Friday, April 11, 2014

Shanghai and tour beginning (sort of)

At 6pm, on Sunday 16 March, we met our tour group in an imposing boardroom in the hotel (just off the Shanghai main shopping drag). They were Matthias and Hendrik (travelling together) and Birte and Tina, also together, all from Germany. There was a mother, Alicia, and her daughter, Rebecca, from North London and Linda from Dublin, and, of course, Peter and I. Our tour guide, Michael Zheng was full of energy and information. We had our first meal at a local eatery, the first of many well-stage-managed by Michael of good, non-threatening food at a very good prices. We then went for a short walk along The Bund. The next day, the group was doing things we had already done (Yuyuan Gardens, Museum), so Peter and I went to the Shanghai International Finance Centre to zoom 100 stories above Shanghai. It was slightly hazy but you could still see lots. Next door, the building is already being outdone by the Shanghai World Trade Centre or somesuch, nearly complete. In the afternoon, we had a leisurely boat trip along the Huangpo River, viewing the waterfront of Shanghai. In the evening, we headed for the station and caught a fast train to Hangzhou, where we bussed to our hotel near the famous West Lake.

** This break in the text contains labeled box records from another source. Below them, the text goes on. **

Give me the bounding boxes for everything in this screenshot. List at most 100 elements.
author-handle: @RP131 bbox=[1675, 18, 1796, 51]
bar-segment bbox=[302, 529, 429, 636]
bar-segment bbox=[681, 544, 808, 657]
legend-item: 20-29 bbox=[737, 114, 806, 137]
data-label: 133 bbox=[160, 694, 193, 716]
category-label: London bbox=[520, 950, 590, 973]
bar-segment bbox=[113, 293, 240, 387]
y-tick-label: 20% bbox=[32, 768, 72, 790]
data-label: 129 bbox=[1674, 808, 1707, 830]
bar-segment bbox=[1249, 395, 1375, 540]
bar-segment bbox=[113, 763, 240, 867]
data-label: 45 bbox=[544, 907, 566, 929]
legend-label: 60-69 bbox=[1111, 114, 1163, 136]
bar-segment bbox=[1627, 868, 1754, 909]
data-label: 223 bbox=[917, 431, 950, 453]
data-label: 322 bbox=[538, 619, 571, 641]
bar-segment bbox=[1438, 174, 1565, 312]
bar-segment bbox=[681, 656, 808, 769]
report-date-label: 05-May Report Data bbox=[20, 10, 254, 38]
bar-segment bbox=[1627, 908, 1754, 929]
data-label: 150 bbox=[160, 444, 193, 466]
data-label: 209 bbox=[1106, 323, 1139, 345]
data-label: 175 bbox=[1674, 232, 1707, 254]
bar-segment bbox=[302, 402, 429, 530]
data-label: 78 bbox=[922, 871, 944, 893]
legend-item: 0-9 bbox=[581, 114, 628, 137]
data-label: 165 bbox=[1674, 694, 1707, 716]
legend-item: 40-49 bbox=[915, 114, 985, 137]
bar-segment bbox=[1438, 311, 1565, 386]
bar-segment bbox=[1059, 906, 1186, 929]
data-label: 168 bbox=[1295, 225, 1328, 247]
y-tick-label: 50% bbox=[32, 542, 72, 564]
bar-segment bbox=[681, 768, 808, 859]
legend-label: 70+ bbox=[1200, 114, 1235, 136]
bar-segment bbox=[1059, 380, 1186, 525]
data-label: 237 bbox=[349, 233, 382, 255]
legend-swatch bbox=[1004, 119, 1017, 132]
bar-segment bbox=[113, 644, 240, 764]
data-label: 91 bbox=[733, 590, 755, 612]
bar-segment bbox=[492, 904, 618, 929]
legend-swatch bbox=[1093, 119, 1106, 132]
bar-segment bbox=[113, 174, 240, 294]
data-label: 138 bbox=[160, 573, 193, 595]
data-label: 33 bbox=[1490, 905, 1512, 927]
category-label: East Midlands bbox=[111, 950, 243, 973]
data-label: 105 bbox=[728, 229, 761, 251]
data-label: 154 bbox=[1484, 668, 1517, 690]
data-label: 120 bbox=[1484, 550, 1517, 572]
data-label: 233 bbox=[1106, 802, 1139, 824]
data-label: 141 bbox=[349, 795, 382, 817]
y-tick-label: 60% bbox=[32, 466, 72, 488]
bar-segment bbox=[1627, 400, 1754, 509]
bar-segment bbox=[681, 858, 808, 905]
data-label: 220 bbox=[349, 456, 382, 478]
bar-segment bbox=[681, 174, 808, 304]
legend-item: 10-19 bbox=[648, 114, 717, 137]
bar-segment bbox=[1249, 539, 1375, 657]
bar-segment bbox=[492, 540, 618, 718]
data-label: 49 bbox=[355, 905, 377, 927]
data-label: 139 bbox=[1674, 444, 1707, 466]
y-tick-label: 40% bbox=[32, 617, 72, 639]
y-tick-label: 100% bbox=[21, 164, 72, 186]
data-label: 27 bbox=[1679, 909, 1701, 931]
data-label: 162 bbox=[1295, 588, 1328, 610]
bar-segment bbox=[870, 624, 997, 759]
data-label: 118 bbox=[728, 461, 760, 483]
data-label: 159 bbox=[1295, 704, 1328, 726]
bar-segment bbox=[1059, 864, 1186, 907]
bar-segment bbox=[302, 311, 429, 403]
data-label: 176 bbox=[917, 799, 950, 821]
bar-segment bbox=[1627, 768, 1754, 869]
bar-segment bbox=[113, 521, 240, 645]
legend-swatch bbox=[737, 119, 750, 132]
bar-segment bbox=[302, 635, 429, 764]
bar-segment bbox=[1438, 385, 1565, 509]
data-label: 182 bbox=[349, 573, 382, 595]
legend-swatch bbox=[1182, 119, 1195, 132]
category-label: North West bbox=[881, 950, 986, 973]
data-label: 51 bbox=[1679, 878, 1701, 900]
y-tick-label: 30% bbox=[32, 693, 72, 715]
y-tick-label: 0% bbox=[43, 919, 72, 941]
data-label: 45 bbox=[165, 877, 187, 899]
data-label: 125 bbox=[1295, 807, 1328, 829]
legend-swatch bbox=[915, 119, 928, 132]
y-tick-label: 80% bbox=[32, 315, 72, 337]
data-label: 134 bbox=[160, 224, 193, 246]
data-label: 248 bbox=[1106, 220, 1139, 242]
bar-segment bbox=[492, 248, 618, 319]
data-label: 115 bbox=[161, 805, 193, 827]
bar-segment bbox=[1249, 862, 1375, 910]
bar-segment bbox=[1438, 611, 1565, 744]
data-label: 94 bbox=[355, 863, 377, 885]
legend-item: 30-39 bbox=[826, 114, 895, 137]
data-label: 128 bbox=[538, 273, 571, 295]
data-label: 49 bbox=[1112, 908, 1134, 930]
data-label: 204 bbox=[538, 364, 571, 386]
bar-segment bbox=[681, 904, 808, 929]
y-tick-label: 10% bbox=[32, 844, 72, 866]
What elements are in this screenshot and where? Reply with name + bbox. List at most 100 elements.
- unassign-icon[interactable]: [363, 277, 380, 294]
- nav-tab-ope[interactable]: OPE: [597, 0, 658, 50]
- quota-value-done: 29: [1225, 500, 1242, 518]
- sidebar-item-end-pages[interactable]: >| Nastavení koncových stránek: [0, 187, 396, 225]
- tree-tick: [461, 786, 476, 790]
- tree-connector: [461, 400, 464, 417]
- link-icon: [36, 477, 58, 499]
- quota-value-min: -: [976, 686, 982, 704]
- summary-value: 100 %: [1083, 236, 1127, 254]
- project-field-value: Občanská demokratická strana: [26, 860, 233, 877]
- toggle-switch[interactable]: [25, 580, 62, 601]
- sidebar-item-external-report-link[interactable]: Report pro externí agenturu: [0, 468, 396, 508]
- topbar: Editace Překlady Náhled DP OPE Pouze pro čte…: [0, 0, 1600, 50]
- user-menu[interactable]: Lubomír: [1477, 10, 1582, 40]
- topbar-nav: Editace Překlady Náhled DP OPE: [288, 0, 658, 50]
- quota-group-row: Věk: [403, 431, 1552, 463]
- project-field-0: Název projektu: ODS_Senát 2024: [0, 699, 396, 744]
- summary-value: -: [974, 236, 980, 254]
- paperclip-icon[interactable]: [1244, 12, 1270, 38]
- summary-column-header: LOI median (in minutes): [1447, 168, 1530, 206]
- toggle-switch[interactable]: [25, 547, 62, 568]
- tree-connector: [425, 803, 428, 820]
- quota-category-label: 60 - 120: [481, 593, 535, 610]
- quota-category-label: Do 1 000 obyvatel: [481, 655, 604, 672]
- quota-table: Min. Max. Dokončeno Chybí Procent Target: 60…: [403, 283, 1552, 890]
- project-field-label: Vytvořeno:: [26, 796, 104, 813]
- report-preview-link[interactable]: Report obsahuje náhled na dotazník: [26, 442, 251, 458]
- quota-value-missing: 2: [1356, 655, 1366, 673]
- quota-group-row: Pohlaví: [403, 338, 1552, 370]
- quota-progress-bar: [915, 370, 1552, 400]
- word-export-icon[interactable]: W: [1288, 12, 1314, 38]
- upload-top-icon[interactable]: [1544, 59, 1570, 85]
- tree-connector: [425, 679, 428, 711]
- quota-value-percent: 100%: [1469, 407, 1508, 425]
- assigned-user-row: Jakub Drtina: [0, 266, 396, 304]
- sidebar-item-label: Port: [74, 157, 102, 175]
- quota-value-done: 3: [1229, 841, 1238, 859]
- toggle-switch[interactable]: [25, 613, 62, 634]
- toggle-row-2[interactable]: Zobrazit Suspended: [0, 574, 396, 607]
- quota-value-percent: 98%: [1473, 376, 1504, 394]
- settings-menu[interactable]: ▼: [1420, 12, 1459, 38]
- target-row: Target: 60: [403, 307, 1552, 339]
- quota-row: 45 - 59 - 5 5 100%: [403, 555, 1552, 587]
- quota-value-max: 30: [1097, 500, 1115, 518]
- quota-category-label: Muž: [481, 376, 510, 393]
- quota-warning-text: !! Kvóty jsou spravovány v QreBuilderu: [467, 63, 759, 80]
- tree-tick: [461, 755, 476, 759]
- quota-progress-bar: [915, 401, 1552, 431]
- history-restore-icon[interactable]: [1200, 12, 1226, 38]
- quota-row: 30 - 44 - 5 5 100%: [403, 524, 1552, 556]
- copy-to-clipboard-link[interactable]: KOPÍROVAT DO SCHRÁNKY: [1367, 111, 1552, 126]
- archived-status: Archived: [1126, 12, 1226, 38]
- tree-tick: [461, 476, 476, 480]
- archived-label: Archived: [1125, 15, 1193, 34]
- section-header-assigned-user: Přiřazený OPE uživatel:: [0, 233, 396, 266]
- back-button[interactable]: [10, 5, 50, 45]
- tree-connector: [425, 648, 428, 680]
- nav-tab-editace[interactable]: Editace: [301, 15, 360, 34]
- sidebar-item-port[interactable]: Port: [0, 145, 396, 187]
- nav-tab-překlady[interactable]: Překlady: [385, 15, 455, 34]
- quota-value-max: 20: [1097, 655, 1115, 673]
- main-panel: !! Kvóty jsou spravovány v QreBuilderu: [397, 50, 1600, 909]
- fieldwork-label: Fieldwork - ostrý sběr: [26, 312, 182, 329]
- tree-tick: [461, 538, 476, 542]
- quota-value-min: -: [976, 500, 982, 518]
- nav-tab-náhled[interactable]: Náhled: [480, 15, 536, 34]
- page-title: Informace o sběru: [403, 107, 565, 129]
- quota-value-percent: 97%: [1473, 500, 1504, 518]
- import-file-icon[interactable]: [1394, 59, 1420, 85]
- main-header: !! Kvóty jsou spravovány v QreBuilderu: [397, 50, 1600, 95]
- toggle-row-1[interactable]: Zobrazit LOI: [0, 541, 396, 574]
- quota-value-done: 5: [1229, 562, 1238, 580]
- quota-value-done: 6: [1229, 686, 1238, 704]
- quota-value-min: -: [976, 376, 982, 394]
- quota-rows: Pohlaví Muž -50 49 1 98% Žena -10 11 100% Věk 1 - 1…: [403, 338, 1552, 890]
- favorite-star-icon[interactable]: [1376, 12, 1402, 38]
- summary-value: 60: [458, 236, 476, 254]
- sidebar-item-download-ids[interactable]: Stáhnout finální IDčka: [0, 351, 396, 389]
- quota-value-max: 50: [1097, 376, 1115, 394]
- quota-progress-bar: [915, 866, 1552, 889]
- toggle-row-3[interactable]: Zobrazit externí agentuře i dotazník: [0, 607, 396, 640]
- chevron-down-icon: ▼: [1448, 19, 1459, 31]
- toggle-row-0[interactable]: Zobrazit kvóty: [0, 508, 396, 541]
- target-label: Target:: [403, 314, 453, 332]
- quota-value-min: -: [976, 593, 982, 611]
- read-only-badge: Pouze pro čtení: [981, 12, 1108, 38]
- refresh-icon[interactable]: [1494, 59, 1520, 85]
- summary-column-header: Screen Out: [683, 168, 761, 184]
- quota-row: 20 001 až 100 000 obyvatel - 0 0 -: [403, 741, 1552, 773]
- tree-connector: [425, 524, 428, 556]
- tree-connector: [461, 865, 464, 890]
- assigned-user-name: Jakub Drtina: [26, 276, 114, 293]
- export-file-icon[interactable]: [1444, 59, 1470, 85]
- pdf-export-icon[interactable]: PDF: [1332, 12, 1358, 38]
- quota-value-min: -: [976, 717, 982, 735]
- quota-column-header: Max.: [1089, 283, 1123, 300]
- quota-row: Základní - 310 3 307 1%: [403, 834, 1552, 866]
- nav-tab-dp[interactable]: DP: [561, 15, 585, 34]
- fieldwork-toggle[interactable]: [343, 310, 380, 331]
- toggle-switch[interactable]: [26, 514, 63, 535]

More of that anon.

Thursday, April 10, 2014

Shanghai solo

Our transfer from the airport to our hotel warned that our hotel area was 'too noisy'. In fact, it was perfect for landing in Shanghai, near a bustling (mainly domestic) tourist market and loads of eateries. There were lots of local tourists and touts for watches, women etc. but it was lively. Our hotel, the Ibis, was very good, though its bar was another story (no ice, no gin, warm wine etc.) It was also close to the Yuyuan Gardens, a tourist drawcard of somewhat concrete proportions. We had dinner at the nearby (you could see it from our hotel window, as you could an old neon-lit temple)Din Tai Fung dumpling restaurant which became our 'local'. Next day, we headed for the Shanghai Museum where we spend most of the day. It has a magnificent collection of Chinese artefacts including porcelain, sculpture and calligraphy (a bit gnomic). We dined at a local restaurant where we had to insist on being moved from near the clattering kitchen. We were less than impressed. Into the subway next day, which was amazingly easy to navigate, and off for an hour to the 'burbs, where we lunched at a fish restaurant with Ouyang Yu called the Aquatic! It was a spicy lunch, good to catch up with him, see the 'burbs which went on forever. He put us in the direction of the Ming Gardens and the Square Pagoda, two local attractions. Back to Din Tai Fung for a reliable dinner. Next morning, we went to the Yuyuan Gardens. By now, we are getting used to slightly tawdry, not quite renovated, Chinese relics, but interesting nonetheless. We had a pleasant local lunch with Lingyun, whom I'd worked with in Beijing on the Chinese operas, then went in search of the contemporary art museum which turned out to have huge queues, so we retreated to the People's Park, where a Wedding Market was in progress, where parents tout their progeny (not in person)) as desirable matches. We moved to our next hotel for the tour and in the evening met up with out tour group. More soon.

Friday, April 04, 2014

Just landed

We're back after a hiatus in the mysterious East. Over the next week or so, I'll post highlights, of which there were many. I've always laughed at Asians holidaying here who do 'highlights of Australia', i.e. Uluru, Kakadu, Great Barrier Reef, Opera House. We did 'Highlights of China'. In the last three days of our tour, we saw the Terracotta Warriors, the Forbidden City and the Great Wall. Luckily, we had four more days in Beijing humming 'in our hutong home' to recover. Sadly, I seem to have been left with an ear infection, but as I recover the further adventures of China will appear, starting in Shanghai, which, incidentally, has a population larger than all of Australia.